Clark also puts an intriguing spin on barley soup, a perfect winter favorite that's often mundane. She does it with a disarming addition of spices, chicken, sweet potato and spinach. It's a winning combination that results in a nicely textured broth brimming with bold flavors.
Who would have thought barley soup could be so good?

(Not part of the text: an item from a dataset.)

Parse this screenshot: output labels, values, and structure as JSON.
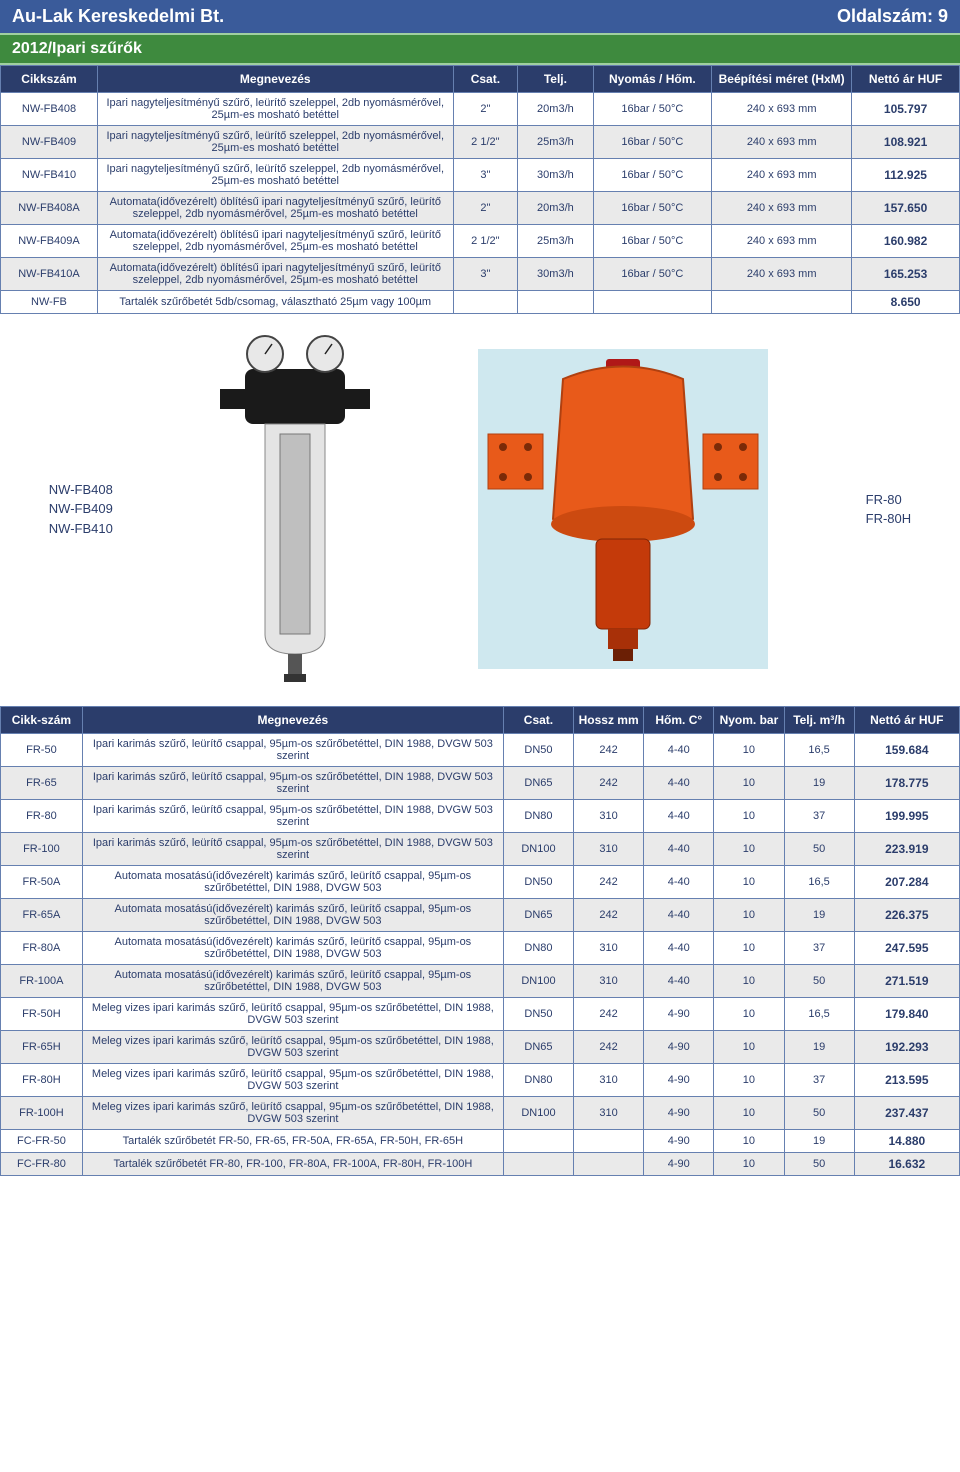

SPICY CHICKEN BARLEY SOUP WITH SWEET POTATOES AND SPINACH
(Serves 6 to 8)
3 T extra-virgin olive oil
1 Spanish onion, chopped
1 tsp. kosher salt, plus more to taste
1/2 tsp. sweet paprika
1/4 tsp. ground cinnamon
1/4 tsp. chili powder
1/4 tsp. ground coriander
1/4 tsp. freshly ground black pepper
Pinch cayenne
1 T tomato paste
3 garlic cloves, chopped
6 C low-sodium or good homemade chicken broth
1 C pearled barley, rinsed well
1 sweet potato, peeled and diced
12 oz. boneless, skinless chicken breasts or thighs, cut into bite-size pieces
5 oz. (1 bag) fresh baby spinach
1/2 C chopped fresh cilantro or mint
1 T freshly squeezed lemon juice
Lemon wedges, for serving
Heat the oil in a large soup pot over high heat. Add the onion and salt and saute until limp, about 3 minutes. Add all the spices and saute until fragrant, about 2 minutes. Add the tomato paste and saute for another minute, until darkened but not burned. (If the tomato paste gets dark too quickly, lower the heat.)
Add the garlic and continue to saute for 1 minute longer.
Return the heat to high if you lowered it, then add the broth, 2 cups water and the barley to the pot. Bring to a boil and let simmer for 30 minutes. add the sweet potato and continue to cook until the barley and sweet potato are soft, about 30 minutes to an hour more, adding more water to the pot if necessary (it should not get too thick; this is soup, not stew). Add the chicken, partially cover the pot, lower the heat to medium-low, and simmer for 10 minutes.
Add the spinach and cilantro or mint to the pot and continue simmering until the spinach is wilted, about 5 minutes longer. Stir in the lemon juice and more salt if desired. Serve garnished with cilantro or mint and lemon wedges. Note: If your chicken broth is on the salty side, reduce the salt to one-half teaspoon to start. You can always add more salt later.